Secondary colours: Those colours achieved by a mixture of two primaries.

Tertiary colours: Those colours achieved by a mixture of primary and secondary hues.

Complementary colours: Those colours located opposite each other on a colour wheel.

Analogous colours: Those colours located close together on a colour wheel.

The colour wheel can be divided into ranges that are visually active or passive. Active colours will appear to advance when placed against passive hues. Passive colours appear to recede when positioned against active hues.

Advancing hues are most often thought to have less visual weight than the receding hues.
Most often warm, saturated, light value hues are "active" and visually advance.
Cool, low saturated, dark value hues are "passive" and visually recede.
Tints or hues with a low saturation appear lighter than shades or highly saturated colours.
Some colours remain visually neutral or indifferent.

Complementary colours
We look at a colour wheel to understand the relationships between colours. Analogous colours are positioned in such a way as to mimic the process that occurs when blending hues. The colours that are positioned opposite one another are complementary colours.

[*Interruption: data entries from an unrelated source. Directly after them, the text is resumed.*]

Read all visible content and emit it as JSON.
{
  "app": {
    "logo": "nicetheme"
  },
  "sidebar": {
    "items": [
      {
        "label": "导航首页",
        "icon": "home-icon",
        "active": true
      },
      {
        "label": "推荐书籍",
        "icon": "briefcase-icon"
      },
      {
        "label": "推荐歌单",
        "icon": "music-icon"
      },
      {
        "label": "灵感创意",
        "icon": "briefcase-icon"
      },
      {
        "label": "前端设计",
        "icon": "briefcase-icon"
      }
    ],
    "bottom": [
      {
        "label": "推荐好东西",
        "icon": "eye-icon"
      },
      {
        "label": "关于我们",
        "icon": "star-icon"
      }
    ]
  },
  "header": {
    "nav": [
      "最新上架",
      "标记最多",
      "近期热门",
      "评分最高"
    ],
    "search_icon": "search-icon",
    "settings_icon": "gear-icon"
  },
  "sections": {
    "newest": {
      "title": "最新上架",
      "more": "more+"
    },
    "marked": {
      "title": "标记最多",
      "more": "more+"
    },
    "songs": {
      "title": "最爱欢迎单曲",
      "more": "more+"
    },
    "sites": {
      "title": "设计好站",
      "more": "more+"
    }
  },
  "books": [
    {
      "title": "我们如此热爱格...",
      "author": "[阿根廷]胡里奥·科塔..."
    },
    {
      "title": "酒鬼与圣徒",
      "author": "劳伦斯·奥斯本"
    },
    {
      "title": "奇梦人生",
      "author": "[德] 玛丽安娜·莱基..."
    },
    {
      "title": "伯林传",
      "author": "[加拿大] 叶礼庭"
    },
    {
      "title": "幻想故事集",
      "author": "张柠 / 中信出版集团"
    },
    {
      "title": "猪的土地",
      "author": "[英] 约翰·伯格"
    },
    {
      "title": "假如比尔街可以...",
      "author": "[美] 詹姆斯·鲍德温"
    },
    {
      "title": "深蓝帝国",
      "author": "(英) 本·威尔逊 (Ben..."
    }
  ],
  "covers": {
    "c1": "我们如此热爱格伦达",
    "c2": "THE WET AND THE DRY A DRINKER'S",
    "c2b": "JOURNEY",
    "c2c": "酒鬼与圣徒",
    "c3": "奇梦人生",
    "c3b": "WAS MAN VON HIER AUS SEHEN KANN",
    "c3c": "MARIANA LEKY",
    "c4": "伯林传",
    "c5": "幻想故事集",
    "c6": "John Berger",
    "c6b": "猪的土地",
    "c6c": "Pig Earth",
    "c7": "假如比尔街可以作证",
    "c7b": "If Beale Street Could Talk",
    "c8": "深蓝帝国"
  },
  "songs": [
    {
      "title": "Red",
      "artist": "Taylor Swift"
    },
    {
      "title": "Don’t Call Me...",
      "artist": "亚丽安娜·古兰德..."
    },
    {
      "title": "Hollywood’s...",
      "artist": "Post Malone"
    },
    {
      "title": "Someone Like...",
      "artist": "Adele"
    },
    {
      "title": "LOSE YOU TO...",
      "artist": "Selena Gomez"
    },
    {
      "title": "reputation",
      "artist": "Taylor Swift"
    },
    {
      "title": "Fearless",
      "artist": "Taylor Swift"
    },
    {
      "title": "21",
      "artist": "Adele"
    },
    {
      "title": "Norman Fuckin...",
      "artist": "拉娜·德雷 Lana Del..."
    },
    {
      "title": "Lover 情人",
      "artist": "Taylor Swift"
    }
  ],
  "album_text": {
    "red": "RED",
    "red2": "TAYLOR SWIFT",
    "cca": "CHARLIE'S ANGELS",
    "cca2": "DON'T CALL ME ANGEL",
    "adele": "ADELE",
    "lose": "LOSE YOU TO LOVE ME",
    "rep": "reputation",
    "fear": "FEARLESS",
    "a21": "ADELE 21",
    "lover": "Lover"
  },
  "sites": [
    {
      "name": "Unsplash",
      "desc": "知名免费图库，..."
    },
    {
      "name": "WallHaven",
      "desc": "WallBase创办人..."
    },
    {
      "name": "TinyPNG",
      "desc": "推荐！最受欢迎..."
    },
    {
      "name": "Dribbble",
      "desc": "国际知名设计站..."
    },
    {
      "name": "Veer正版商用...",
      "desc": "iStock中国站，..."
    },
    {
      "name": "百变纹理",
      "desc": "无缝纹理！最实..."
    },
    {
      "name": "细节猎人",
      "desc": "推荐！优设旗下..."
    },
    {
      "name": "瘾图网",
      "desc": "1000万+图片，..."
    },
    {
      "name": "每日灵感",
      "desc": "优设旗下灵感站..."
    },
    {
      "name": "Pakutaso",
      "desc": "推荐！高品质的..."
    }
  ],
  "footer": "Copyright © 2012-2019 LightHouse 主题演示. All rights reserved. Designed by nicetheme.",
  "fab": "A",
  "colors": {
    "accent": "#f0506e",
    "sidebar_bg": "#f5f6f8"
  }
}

To call those hues in direct opposition to each other "complements of each other" is appropriate. Complementary colours bring out the best in each other. When fully saturated complements are brought together, interesting effects are noticeable. This may be a desirable illusion, or a problem if creating visuals that are to be read.

colour Combinations
colour combinations may pass unnoticed when pleasing; yet offend dramatically when compositions seem to clash. One outcome we seek in the final form or composition is a successful use of colour.

We determine whether or not we are successful by critically assessing the visual balance and harmony of the final composition-balance and harmony are achieved by the visual contrast that exists between colour combinations.

Using a colour wheel and a template, the relationships between colours are easy to identify.

Monochromatic Relationship: that are shade or tint variations of the same hue.
Complementary Relationship: Those colours across from each other on a colour wheel.

Split-Complementary Relationship: One hue plus two others equally spaced from its complement.
Double-Complementary Relationship: Two complementary colour sets; the distance between selected complementary pairs will effect the overall contrast of the final composition.

Analogous Relationship: Those colours located adjacent to each other on a colour wheel.
Triad Relationship: Three hues equally positioned on a colour wheel.